Gustav Hagéus with SEB. Two questions. Firstly, I think you mentioned in the report that your ability to supply the market was perhaps a bit lower than demand. Does this mean that you lost market shares or that those volumes will come back to in Q3 and they will be able to build longer season, or how do you think that will play out?
It's always difficult to be precise on that comment, but I would say that we have a little bit of both, depending on market and product segment. There's a larger or smaller degree of the customer moving to something else or the customers waiting. So I think there is an element of both, and that's why also we're bringing a backlog larger than normal with us into the third quarter.
And when you look at channel inventories, would you say that there is low compared to normalized levels?
I will say that on the low side versus what is normal, yes.
Okay. And secondly, regarding capital allocation, as you mentioned, basically no financial net debt historically low compared to EBITDA, while I assume you're borrowing costs are also historically low if you were to gear up. So could you talk a little bit about optimal capital allocation in your balance sheet, and where are your priorities like going forward?
That's a question we were expecting, Gustav. So I guess, I should take it. No, of course, we are at a low level right now if we talk about our financial rating then we could probably have a net debt-to-EBITDA ratio of somewhere like 2.5x, should we want to go that far from a leverage perspective. So it doesn't leave us with a significant amount of firepower. I think ultimately, it's a question we don't have with the Board. But of course, we, as a management team, will give advice as we see fit. But I think we should come back to this, particularly during the Capital Markets Day how we see our future use of capital.
So our next question is from Johan Eliason.
I got a question on you were referring to the backlog...
Johan, if you can speak closer to your phone, Johan, if that's possible.
Okay. On the backlog on Husqvarna, and you talked about the higher backlog heading into Q3. Can you talk a little bit about what segment that is? Is that also related to Gardena? That's the first question. And the second one is on Gardena and regarding the situation on -- in Germany and Belgium and how does that play out.
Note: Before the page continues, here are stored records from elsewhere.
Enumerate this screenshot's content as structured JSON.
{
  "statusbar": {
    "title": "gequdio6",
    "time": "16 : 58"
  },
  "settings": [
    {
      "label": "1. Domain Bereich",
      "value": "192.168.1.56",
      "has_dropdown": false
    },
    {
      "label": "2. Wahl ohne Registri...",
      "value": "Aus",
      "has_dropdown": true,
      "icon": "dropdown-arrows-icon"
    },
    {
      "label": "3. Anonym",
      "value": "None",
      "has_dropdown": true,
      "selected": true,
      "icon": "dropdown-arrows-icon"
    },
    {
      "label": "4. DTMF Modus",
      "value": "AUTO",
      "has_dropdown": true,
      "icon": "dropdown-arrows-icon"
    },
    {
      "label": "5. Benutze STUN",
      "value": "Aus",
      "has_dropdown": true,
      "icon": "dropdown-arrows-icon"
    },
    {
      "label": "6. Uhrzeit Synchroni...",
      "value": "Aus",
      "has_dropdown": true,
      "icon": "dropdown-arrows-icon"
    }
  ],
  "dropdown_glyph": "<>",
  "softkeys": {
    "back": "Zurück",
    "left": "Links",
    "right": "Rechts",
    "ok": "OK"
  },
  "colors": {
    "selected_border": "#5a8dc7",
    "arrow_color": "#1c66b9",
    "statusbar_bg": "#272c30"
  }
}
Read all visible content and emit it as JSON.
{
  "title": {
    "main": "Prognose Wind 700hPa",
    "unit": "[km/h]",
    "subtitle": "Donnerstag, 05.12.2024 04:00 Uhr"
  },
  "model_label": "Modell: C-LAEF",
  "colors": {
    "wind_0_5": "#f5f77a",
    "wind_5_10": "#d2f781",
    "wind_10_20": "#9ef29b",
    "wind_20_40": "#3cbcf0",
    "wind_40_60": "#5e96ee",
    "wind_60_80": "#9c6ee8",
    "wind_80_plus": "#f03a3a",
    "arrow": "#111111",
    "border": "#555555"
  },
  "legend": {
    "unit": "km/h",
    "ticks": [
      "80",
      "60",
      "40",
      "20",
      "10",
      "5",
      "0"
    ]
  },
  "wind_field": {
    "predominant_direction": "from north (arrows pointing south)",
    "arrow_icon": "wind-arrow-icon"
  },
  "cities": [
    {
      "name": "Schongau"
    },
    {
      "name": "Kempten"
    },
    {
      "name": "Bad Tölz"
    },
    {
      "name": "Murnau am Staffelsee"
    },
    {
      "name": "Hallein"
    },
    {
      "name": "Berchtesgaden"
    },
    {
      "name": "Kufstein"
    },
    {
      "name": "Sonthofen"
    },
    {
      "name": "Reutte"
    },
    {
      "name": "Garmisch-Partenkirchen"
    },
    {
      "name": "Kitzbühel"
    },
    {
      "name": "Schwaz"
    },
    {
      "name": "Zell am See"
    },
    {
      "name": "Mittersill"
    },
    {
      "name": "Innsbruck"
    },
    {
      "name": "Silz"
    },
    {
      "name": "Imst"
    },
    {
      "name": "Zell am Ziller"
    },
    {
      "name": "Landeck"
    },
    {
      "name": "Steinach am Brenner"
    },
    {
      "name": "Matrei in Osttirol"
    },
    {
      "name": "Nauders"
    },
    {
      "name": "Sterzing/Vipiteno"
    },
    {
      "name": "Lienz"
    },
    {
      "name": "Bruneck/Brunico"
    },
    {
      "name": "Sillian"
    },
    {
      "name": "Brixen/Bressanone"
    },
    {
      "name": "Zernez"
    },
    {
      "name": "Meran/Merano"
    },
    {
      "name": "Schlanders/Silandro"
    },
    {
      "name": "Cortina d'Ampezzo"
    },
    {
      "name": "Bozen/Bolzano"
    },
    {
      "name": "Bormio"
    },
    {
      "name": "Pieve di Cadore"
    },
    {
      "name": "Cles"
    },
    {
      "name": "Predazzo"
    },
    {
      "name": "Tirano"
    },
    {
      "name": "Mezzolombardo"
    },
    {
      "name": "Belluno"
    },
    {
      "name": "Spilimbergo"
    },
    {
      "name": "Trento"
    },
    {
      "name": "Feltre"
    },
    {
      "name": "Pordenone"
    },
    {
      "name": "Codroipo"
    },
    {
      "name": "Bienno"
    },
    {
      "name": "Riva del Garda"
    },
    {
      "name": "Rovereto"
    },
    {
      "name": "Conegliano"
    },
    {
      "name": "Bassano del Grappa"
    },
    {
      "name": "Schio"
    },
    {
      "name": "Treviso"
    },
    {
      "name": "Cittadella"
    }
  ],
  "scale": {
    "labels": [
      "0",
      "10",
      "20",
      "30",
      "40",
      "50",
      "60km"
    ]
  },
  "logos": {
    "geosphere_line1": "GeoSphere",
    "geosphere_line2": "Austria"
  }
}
Now I guess, July is pretty important the month for the rewarding segment.
When it comes to the backlog, I think it is fairly well spread across the different product segments. There are a few exceptions. But I would say, generally speaking, we see something in all of them. also in construction. And therefore, we have a higher backlog tenor. Again, I do not want to turn this into a major problem. We have managed to take on a significant -- accommodate significant growth, and we have managed to mitigate most of it. So it's not necessarily super-material but it is there. And then when it comes to the Gardena, and, let's call it, the core markets, the challenge has been that there's been a lot of precipitation in those specific markets, meaning that the customer sentiment when it comes to watering and irrigation products has been lower than normal. And I must say that I think it is a very, very strong performance to be able to offset that by growing in Northern and Southern Europe and still match a remarkably high quarter for last year. No. I think you talked about -- you led it into Q3, et cetera. And I think, we haven't seen any big changes in that, in the weather, so to speak. And of course, it's going to be highly unpredictable. I mean, will it start to rain now or not? So we are planning for the worst and hoping for the best, meaning that we need to make sure that we maximize sales in Northern and Southern Europe and that we are ready to react if the opportunity opens up in the core markets.
So we have no further questions. [Operator Instructions]
Okay. It seems that we don't have any further questions at this point of time, and we know that it's a very busy reporting day today here in Stockholm. So I think with that, if you have any further questions, just reach out to us on the Investor Relations. And I think with that, we thank you very much for everyone participating today over the phone and over the Internet. And we wish you all a great summer. So thank you very much.